In some cases, the situation arises unintentionally, because different teams want different platforms. In other instances, it is the result of a strategic decision from organizations eager to gain the competitive and economic advantages of multiple clouds. This may include higher flexibility, lower costs, greater capacity to monetize data, and regulatory compliance.

Yet the journey to multi-cloud adoption can be long and painful. In the long run, many businesses may face spikes in complexity and cost, not to mention security concerns.

Unlocking the true potential of a multi-cloud approach—becoming “cloud smart”—must be intentional and strategic.

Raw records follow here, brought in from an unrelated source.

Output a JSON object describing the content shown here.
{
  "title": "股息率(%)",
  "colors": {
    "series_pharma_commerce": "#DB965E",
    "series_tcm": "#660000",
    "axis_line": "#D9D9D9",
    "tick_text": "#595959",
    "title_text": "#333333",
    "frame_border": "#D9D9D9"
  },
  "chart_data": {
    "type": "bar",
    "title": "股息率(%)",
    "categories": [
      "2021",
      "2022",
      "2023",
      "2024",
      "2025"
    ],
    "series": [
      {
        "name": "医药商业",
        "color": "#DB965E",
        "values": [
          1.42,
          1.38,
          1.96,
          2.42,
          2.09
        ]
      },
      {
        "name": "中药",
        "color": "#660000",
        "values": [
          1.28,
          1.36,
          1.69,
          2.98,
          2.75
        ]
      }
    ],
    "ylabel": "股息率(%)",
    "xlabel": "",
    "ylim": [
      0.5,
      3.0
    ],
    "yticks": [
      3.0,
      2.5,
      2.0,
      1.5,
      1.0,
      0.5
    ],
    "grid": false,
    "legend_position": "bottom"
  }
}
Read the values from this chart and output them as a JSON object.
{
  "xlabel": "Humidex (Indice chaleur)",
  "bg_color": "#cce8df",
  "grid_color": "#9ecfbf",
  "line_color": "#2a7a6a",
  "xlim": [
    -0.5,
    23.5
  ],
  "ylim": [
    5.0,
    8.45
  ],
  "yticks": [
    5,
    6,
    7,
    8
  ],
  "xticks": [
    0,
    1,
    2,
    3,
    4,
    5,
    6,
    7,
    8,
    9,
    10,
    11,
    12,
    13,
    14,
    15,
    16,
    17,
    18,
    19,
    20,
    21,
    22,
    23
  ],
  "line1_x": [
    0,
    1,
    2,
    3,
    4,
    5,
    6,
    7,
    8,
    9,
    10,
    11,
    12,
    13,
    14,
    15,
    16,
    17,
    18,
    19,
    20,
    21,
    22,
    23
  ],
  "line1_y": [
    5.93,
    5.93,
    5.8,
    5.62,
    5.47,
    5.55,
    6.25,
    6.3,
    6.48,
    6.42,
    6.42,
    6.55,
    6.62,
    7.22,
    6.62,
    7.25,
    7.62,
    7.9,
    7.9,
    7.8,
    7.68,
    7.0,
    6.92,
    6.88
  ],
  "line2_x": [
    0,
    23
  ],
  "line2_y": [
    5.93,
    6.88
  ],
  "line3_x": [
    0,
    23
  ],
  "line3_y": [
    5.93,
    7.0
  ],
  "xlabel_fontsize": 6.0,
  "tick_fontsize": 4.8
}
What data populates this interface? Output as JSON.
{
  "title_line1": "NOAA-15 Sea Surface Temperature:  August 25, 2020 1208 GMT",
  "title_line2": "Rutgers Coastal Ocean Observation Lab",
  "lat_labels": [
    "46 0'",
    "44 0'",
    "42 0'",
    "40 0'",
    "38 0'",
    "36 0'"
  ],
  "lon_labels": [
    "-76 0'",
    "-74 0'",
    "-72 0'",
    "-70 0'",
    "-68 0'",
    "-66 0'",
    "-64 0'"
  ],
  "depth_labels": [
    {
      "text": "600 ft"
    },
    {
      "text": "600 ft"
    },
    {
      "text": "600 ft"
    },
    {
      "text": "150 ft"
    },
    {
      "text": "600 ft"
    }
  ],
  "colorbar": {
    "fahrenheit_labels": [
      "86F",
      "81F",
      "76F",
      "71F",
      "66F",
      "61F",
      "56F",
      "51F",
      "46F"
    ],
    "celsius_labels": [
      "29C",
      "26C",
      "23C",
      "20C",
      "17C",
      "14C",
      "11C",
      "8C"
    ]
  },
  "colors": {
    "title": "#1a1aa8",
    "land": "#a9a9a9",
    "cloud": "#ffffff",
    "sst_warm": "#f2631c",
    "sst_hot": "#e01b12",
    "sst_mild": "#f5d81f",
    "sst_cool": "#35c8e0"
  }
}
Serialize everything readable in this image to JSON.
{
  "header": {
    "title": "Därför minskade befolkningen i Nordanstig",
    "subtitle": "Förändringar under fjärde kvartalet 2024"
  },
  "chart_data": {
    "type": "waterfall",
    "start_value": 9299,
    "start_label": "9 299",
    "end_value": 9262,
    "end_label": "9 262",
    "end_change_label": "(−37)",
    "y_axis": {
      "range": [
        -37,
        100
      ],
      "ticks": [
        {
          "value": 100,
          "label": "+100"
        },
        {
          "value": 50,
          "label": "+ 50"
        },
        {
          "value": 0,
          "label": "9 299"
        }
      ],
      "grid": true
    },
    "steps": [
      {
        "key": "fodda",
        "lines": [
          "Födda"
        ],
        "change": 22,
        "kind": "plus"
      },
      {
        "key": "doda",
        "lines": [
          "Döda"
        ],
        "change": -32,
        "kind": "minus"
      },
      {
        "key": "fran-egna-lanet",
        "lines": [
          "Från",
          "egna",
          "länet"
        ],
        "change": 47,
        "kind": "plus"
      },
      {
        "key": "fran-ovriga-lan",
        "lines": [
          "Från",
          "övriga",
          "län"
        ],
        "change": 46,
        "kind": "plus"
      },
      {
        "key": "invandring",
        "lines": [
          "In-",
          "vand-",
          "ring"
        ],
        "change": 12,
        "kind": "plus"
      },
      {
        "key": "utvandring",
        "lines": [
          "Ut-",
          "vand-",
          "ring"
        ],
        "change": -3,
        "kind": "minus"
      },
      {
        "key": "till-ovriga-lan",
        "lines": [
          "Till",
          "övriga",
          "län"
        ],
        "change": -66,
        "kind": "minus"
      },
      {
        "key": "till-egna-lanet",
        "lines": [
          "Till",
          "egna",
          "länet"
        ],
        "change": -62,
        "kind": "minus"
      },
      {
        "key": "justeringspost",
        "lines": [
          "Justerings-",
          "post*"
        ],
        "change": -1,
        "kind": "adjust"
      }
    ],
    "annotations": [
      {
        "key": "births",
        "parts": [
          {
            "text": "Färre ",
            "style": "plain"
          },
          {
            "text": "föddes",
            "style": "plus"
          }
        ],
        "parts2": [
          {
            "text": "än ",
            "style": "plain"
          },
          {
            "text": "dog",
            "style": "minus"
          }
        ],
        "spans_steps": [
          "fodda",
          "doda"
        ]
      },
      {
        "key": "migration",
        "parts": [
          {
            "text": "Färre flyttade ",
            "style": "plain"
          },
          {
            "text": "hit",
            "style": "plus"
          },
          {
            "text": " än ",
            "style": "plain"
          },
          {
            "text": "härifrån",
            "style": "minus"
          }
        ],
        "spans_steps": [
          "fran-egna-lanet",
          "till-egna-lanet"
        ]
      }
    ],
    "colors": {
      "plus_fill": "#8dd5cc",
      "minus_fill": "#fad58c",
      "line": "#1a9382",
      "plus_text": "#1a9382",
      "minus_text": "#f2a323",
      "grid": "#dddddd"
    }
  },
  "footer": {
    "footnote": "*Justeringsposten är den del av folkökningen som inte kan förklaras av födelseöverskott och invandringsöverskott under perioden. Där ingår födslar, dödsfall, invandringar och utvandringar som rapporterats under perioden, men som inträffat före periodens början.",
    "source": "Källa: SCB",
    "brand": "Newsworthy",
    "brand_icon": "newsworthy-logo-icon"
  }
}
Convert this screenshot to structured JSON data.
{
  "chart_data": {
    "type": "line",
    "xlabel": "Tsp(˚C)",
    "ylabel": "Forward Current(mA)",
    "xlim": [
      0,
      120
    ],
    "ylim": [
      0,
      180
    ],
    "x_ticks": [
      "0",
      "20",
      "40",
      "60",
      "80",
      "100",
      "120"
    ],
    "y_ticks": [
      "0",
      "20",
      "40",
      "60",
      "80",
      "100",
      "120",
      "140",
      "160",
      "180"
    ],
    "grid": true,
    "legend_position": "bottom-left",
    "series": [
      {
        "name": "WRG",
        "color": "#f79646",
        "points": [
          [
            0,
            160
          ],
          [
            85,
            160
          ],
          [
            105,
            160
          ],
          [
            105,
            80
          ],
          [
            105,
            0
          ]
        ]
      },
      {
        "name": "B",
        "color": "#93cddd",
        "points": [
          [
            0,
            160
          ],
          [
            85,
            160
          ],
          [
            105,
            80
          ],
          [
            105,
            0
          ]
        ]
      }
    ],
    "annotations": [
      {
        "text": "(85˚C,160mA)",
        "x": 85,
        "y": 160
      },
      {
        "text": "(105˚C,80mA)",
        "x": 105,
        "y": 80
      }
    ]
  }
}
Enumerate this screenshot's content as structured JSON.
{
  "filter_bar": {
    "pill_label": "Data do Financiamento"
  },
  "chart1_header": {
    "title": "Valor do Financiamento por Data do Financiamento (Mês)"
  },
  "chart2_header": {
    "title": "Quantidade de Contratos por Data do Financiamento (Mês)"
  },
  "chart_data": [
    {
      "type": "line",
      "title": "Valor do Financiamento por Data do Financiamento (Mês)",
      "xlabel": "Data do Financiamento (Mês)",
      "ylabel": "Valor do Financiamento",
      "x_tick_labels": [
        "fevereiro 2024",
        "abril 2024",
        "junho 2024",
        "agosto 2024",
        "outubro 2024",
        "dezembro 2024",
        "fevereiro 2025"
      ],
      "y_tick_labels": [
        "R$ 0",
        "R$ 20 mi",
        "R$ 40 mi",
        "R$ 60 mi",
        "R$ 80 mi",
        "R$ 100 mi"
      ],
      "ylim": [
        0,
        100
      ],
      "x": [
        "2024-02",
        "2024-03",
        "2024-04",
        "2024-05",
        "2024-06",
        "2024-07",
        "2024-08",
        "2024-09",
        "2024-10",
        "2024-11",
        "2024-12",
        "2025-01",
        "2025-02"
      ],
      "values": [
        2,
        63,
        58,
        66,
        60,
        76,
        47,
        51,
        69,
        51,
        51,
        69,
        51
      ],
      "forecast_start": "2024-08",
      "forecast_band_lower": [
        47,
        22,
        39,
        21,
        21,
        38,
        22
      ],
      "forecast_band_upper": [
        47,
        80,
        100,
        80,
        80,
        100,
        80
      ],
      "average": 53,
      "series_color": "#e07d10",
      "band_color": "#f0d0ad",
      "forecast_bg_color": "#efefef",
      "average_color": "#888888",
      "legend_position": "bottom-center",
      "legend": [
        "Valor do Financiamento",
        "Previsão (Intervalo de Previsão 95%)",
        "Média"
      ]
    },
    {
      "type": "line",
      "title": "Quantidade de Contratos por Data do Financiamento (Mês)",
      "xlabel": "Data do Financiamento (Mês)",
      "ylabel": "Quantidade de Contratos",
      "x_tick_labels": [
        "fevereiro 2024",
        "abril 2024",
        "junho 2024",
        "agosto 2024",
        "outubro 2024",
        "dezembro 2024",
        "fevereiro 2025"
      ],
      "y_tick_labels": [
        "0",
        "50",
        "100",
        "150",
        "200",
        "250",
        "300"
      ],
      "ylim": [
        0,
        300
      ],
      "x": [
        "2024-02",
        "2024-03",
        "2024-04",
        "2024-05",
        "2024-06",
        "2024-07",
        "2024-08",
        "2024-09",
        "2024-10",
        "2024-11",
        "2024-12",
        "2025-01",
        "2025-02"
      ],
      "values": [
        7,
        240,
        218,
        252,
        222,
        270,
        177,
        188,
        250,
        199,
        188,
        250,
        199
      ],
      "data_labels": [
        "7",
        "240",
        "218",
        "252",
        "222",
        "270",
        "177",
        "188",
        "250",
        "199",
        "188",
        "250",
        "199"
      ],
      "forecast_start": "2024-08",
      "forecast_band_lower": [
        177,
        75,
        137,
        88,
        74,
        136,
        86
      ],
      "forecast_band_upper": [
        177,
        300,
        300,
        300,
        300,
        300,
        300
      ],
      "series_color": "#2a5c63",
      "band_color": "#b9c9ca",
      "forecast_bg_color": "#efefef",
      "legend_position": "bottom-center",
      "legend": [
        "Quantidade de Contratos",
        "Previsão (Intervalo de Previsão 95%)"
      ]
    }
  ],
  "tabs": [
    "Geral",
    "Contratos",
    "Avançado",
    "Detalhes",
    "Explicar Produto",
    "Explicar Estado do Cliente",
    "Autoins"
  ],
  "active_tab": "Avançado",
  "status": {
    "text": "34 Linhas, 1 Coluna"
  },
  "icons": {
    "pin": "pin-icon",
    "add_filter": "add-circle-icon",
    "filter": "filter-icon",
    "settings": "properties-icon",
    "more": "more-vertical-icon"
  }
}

The Struggle with Multi-Cloud Complexity

The challenges of multiple clouds can surprise business leaders. The public cloud “looks very, very good on paper,” said William Brown, Cloud and Infrastructure Architect at ice Norway.

“After the initial burst of excitement, there’s this phase of disillusionment — that things aren’t going as well as expected,” said Tom Eck, Fiserv’s SVP and Distinguished Engineer.

For Christoph Rode, senior vice president of Cloud Platforms at T-Systems (part of Deutsche Telekom AG), multi-cloud adoption has led to challenges on several fronts. “You know costs are going up even if you’re controlling costs,” he said. “I have to control my expenses. I need to control security, compliance, and I need help. “

These experiences are not unique. According to a recent survey of nearly 6,000 IT leaders by Vanson Bourne commissioned by VMware, 70% said they struggle with multi-cloud challenges. Few businesses have reached the tipping point where the strategic advantages of multi-cloud outweigh its complexities: 70% of companies have not yet reached an advanced stage in their journey to multi-cloud adoption.

Organizations experiencing these challenges are missing out on significant opportunities around multi-cloud revenue, profitability, and data monetization that can provide competitive advantages. They also cannot enjoy multi-cloud data sovereignty and data security advantages that keep customers and employees loyal.

The Advantages of Being “Cloud Smart”

There is a better approach to multi-cloud adoption. One in five organizations surveyed in the report can be considered “cloud smart,” or mature in their multi-cloud approach. They take a planned and strategic approach to digital transformation and multi-cloud implementation.

“The security of your application, the accessibility of your application from different parts of the world, how you use these apps, to me, is really the start of cloud intelligence,” said Joe Van Ert, systems architect at Quality Bicycle Products.

These key factors are what separate cloud-smart organizations from those that experience multi-cloud adoption challenges:

  • Application innovation
  • Visibility and cloud spending
  • Cloud security
  • Data management culture and groups

Regardless of where a business is on the path to cloud adoption, it can adopt a cloud-smart mindset. Organizations that take this approach and use the right technology can reduce the complexity and minimize the challenges that come with juggling multiple clouds. Taking advantage of available cloud platforms allows businesses to maximize revenue and profit, securely manage data across borders, and monetize data at their fingertips.